La solidarité, la coopération, la démocratie et le sens des responsabilités individuelles et collectives sont devenus des exigences pour chaque individu sur la Terre.

Ces considérations essaient de mettre en évidence la nécessité d’une réflexion fondamentale sur la nature, la culture et les potentialités intrinsèques de la politique qui n’a jamais auparavant révélé aussi ouvertement sa grandeur et ses dangers.


1 L’auteur de ce texte veut simplement éclairer quelques repères d’une analyse plus complexe qui permettra au lecteur d’accéder à la compréhension de la nature des choses mieux expliquée dans la bibliographie suivante : – Association Sauvons le climat, Éléments pour une politique raisonnée de l’énergie, « Les fiches du conseil scientifique », 2014. – Paul Mathis, l’Énergie, moteur du progrès ?, éditions Quæ, 2014. – André Lebeau, les Horizons terrestres, Gallimard, 2011. – Jean-Marc Jancovici, Changer le monde, Calman-Lévy, 2011.

 
2 Albert Einstein a précisé la relation qui existe entre la masse et l’énergie d’un corps : E = Δmc2 (Δm est la variation de masse et c est la vitesse de la lumière).
 
3 Il s’agit de stations de pompage capables de délivrer des puissances de plusieurs milliers de mégawatts grâce à l’eau retenue dans des réservoirs et déversée au moment voulu sur des turbines.
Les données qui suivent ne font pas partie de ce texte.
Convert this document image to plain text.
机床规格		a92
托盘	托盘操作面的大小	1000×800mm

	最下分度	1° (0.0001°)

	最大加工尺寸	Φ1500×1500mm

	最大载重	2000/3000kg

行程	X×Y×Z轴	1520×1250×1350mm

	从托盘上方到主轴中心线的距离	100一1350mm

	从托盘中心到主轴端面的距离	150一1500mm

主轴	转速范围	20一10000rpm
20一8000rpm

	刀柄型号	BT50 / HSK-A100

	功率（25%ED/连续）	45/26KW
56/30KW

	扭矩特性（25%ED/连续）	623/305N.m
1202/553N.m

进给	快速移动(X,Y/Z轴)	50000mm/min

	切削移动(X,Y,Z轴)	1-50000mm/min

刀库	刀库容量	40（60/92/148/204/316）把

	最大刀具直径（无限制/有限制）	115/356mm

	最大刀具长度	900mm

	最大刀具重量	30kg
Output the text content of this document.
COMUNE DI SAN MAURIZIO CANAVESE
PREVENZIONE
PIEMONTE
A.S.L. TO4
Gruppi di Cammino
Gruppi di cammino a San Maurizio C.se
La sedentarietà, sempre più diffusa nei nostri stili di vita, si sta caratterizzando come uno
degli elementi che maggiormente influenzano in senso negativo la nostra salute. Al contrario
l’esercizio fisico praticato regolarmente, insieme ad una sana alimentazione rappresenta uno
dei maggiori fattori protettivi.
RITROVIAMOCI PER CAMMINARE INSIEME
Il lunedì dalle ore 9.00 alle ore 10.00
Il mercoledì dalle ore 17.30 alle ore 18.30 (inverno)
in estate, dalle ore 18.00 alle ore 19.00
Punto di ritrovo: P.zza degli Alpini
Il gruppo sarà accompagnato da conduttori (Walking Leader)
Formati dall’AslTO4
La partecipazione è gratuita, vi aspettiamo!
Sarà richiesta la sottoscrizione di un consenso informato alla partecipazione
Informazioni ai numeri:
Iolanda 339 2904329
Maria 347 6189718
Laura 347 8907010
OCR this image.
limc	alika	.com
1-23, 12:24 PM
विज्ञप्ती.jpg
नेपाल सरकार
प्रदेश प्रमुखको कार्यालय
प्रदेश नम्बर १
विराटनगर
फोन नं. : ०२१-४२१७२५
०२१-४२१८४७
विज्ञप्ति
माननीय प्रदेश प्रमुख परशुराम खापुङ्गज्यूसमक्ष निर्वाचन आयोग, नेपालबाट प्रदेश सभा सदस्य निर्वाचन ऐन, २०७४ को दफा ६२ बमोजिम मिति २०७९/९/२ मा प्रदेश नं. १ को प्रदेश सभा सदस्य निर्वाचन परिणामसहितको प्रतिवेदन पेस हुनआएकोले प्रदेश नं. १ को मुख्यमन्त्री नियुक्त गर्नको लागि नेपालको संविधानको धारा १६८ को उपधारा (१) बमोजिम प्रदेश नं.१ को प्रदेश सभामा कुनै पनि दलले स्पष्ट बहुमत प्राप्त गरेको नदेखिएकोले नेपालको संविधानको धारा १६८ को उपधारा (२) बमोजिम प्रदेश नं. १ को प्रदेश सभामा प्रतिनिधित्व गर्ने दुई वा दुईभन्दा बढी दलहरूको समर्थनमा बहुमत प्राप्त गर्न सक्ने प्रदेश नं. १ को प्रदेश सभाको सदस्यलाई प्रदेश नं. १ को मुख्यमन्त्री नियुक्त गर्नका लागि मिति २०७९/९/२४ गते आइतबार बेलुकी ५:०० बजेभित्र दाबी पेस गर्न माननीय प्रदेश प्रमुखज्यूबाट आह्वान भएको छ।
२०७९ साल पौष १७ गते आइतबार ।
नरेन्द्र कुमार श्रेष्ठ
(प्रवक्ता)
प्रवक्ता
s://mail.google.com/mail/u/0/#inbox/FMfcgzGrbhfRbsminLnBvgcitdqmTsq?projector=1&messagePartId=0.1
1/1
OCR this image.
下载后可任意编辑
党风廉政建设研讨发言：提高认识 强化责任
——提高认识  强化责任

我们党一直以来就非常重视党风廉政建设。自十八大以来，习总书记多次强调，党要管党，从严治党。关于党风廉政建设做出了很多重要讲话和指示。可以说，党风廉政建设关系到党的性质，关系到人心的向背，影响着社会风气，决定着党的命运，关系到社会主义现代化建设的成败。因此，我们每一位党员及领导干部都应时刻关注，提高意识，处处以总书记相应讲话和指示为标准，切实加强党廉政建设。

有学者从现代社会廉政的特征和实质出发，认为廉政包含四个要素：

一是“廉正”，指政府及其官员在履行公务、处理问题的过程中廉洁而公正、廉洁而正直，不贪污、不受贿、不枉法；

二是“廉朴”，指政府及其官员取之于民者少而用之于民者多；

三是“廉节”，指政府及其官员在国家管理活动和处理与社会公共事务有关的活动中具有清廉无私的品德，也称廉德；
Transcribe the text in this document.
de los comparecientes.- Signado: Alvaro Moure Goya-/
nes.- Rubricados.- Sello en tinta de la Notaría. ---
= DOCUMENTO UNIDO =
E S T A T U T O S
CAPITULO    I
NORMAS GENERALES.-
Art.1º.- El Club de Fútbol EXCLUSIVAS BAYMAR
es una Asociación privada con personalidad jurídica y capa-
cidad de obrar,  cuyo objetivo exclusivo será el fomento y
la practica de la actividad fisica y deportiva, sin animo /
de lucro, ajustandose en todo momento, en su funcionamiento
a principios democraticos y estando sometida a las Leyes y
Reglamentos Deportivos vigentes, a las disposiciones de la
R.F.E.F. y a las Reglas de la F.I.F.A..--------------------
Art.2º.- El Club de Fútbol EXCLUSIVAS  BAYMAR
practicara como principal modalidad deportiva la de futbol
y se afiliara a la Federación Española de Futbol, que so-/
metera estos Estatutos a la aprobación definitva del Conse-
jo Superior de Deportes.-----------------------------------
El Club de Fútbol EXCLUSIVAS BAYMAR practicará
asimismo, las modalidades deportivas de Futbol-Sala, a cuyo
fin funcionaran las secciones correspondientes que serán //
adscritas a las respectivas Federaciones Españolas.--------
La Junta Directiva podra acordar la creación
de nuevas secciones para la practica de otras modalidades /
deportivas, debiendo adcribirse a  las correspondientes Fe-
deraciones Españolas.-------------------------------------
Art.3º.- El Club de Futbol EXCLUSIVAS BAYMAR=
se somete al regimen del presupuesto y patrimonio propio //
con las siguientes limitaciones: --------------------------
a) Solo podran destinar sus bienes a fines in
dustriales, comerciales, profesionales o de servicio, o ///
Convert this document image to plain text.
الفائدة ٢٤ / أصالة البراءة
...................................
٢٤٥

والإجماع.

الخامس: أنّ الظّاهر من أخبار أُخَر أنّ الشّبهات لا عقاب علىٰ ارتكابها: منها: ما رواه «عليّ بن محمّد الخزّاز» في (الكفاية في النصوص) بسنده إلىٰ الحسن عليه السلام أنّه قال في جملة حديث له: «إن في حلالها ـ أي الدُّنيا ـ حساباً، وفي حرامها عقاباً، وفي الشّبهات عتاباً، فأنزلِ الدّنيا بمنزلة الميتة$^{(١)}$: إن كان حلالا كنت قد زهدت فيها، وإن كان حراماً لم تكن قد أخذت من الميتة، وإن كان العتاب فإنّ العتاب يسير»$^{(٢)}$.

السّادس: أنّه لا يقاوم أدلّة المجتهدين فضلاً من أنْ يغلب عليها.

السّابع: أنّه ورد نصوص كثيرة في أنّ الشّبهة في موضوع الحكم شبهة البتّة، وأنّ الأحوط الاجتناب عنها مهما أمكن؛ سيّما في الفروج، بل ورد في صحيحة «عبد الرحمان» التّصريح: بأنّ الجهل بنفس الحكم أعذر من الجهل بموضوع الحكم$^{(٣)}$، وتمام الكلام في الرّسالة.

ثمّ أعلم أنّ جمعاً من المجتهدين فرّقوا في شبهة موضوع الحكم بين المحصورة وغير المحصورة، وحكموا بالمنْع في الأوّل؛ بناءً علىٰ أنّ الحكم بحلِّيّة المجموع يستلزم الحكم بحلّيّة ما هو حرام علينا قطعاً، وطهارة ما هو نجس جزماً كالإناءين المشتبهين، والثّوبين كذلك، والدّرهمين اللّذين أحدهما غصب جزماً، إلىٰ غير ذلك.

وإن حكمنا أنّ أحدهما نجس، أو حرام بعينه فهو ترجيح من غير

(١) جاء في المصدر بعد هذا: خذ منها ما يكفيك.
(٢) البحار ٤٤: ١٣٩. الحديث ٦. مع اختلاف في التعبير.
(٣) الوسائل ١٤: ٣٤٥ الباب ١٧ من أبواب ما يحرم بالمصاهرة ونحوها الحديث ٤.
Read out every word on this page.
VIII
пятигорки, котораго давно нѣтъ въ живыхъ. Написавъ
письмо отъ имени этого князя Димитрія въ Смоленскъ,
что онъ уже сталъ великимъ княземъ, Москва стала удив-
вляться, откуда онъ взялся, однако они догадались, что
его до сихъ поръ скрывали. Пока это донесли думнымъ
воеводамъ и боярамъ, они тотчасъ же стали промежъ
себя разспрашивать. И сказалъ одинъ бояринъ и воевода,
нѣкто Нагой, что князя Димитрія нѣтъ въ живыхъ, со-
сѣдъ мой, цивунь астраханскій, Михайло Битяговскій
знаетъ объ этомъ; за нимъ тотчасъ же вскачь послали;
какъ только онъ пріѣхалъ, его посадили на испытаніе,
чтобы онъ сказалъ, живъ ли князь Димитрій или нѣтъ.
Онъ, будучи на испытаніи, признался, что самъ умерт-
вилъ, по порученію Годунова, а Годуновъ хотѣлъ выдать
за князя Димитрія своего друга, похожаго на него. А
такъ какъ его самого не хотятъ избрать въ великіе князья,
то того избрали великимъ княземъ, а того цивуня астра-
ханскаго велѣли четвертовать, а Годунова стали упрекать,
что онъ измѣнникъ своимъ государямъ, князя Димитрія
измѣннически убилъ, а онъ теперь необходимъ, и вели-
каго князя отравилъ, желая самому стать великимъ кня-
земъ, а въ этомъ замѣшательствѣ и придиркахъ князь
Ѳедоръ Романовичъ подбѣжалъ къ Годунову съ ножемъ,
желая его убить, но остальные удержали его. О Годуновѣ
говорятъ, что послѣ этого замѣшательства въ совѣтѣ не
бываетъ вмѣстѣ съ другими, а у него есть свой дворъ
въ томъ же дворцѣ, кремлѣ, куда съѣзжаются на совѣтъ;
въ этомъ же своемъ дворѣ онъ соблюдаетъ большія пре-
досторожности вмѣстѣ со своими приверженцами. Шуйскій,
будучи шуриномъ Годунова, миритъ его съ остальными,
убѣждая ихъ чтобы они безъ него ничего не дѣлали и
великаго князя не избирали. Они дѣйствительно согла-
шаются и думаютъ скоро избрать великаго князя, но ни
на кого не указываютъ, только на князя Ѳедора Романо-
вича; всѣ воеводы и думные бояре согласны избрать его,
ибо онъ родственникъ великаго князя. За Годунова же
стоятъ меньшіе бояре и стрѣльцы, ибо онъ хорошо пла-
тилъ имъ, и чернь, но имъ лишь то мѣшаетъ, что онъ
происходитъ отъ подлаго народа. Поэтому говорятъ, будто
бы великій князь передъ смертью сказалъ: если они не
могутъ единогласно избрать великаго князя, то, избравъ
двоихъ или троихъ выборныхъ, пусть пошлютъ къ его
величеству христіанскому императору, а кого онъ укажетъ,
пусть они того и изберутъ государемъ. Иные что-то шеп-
Le barrage de Grand’Maison, dans l’Isère, a cette fonction.
 
4 C’est l’entropie (état de désordre) qui réduit d’environ deux tiers l’énergie électrique produite à partir de l’énergie thermique disponible. Cette loi de la nature a été découverte au XIXe siècle par Sadi Carnot. Rudolf Clausius et Ludwig Boltzmann en ont élaboré ensuite la connaissance théorique.
 
5 Hannah Arendt, Condition de l’homme moderne, 1958, et la Crise de la culture, 1961.